The three-day event will focus on aspects of memory formation and neurobiology.



The conference will feature three workshops. One will concentrate on imaging neurons and the brain, answering the fundamental questions, "What do we see and what can we learn?" A second workshop, dealing with the implications of the research presented, will discuss the characteristics of stress and their importance in modulating the impact of stress on cognition. A third workshop will look at the implications for future drug development. Representatives of European and Israeli pharmaceutical firms, as well as psychiatrists, will participate in this discussion.



The two keynote speakers will be experts from Great Britain: Dr. Tim Bliss of the UK's National Institute for Medical Research, and Prof. Joe Herbert of Cambridge University's Center for Brain Research.



Bliss, a member of the prestigious British Royal Society, was the first to describe the mechanism of creating changes in nerve activity - changes that appear to constitute a basis for memory formation. As a result of his discoveries, hundreds of labs around the world are now investigating the subject. The second keynote speaker, Herbert, will describe the discovery that even the adult brain creates new nerve cells, a process known as neurogenesis. Harming this capability plays a role in causing anxiety and depression.

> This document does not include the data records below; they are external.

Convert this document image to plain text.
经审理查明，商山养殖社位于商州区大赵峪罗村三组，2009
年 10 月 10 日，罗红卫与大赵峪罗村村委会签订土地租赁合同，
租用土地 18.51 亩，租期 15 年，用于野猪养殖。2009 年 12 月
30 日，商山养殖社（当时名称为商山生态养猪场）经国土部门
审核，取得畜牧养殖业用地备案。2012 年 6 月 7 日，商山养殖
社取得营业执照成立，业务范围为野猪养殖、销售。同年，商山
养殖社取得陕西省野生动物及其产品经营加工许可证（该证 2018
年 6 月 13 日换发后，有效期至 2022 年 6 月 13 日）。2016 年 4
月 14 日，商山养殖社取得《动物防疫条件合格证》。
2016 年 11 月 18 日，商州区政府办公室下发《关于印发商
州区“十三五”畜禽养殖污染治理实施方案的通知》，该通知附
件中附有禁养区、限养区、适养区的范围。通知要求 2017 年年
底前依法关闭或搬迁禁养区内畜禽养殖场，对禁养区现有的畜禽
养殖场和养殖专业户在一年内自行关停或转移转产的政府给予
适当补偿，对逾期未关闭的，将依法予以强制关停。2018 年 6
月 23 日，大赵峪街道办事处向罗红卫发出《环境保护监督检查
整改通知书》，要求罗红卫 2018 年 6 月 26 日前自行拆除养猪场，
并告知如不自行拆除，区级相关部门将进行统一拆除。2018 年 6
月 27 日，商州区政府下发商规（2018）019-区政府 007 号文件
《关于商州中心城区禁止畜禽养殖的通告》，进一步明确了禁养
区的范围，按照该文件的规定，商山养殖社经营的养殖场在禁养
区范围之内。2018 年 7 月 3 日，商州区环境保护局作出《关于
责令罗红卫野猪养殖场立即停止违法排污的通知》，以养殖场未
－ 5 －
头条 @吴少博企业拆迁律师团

Scheduled speakers come from Switzerland's Brain and Mind Institute, France's Louis Pasteur University, as well as from England, Spain, Italy, the U.S. and elsewhere. Researchers from New York's Mount Sinai School of Medicine and the University of Houston will also address sessions. The conference is the first in a series of scientific gatherings that the Haifa University institute, headed by Prof. Gal Richter-Levin, will conduct.